Crude for March delivery rose as much as 63 cents, or 0.7 percent, to $90.22 a barrel in electronic trading on the New York Mercantile Exchange. It was at $89.93 at 12:34 p.m. London time. Prices slid 2.2 percent yesterday, the most since Jan. 4. Brent crude for March settlement was at $97.23, up 65 cents on the London-based ICE Futures Europe exchange.

Prices in New York have fallen 3 percent this week. The February contract expired yesterday after dropping 2.2 percent to $88.86, the lowest since Jan. 7.

Twenty-three of 40 analysts and traders surveyed by Bloomberg, or 58 percent, forecast crude will decline through Jan. 28. Ten respondents, or 25 percent, predicted prices will climb and seven estimated little change. Last week, 43 percent said futures would retreat.

German Business Confidence

The Munich-based Ifo institute said its business climate index, based on a survey of 7,000 executives, increased to 110.3 from 109.8 in December. That’s the highest since records for a reunified Germany began in 1991. An index of sentiment among French factory managers rose more than expected to 108 from a revised 102 in December, Insee, the Paris-based national statistics office said today.

U.S. crude inventories increased 2.62 million barrels to 335.7 million in the week ended Jan. 14, the Energy Department said yesterday. A median 500,000-barrel decline in stockpiles was forecast by 17 analysts in a Bloomberg News survey.

Refiners cut average operating rates by 3.4 percentage points to 83 percent of capacity, according to the department. Crude imports rose to the highest since December.

Dead Cross

Yesterday’s drop put crude’s five-day rolling mean below the nine-day for the first time since Jan. 4. The decline of a short-term indicator of momentum before a longer-term measure is described as a “dead cross” and may be a sign that prices may correct lower, according to Petromatrix GmbH.

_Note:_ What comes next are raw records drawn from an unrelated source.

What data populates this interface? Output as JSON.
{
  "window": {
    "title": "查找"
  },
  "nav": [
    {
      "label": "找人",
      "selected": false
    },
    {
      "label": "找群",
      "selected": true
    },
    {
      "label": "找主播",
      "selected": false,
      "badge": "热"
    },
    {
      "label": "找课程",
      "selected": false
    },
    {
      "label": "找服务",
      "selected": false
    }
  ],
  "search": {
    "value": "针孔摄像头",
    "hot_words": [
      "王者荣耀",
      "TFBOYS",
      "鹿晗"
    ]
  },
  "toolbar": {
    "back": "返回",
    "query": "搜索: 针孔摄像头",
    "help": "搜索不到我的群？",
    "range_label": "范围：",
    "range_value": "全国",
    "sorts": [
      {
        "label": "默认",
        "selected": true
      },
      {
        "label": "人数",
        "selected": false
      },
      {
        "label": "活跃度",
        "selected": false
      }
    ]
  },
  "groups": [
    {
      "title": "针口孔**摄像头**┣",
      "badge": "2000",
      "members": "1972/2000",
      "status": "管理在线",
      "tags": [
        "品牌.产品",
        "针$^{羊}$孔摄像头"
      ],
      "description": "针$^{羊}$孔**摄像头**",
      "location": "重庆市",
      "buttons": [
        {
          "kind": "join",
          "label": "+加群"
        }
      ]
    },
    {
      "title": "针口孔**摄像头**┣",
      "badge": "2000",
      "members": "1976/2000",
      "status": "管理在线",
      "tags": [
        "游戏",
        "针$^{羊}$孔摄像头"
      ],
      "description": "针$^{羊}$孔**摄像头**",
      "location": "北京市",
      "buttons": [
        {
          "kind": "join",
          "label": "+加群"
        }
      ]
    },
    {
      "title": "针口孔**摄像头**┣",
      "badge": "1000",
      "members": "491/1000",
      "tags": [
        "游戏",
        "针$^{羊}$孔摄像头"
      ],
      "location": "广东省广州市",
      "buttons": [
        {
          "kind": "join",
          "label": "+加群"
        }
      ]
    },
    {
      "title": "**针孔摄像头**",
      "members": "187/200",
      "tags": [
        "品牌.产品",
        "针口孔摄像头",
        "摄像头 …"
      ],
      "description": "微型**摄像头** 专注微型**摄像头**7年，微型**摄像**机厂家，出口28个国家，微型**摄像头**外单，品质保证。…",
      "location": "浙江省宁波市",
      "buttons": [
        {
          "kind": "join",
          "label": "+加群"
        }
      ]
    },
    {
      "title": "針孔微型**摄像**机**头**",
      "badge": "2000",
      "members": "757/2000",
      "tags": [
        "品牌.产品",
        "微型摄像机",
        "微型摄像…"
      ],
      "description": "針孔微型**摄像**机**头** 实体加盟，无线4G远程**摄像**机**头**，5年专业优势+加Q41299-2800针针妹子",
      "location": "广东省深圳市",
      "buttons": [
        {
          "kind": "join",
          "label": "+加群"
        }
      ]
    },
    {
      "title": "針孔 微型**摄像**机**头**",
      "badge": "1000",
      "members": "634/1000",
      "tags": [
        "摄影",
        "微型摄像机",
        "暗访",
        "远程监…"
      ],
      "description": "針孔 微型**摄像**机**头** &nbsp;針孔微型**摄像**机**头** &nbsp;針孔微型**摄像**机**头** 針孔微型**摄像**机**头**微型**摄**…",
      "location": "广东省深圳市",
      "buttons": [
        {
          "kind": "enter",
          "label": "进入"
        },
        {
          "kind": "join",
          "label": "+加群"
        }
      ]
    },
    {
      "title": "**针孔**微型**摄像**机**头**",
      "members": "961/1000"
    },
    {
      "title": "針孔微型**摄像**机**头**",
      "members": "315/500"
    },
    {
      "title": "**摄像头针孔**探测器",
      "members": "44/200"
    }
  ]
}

“Brent and WTI are now suffering from a negative cross-over of the five to nine day moving average, and bulls will need to close today above the five-day,” Olivier Jakob, managing director of the Zug, Switzerland-based consultant, said in a report today.

Brent crude futures in London yesterday fell the most since November after trading for seven days within 2 percent of $100 a barrel. That price is “politically sensitive,” according to JPMorgan Chase & Co. , the second-largest U.S. bank by assets.

JPMorgan said oil investors should “pare risk and take some profits” on prospects the Organization of Petroleum Exporting Countries may increase production. OPEC pumps 40 percent of the world’s crude.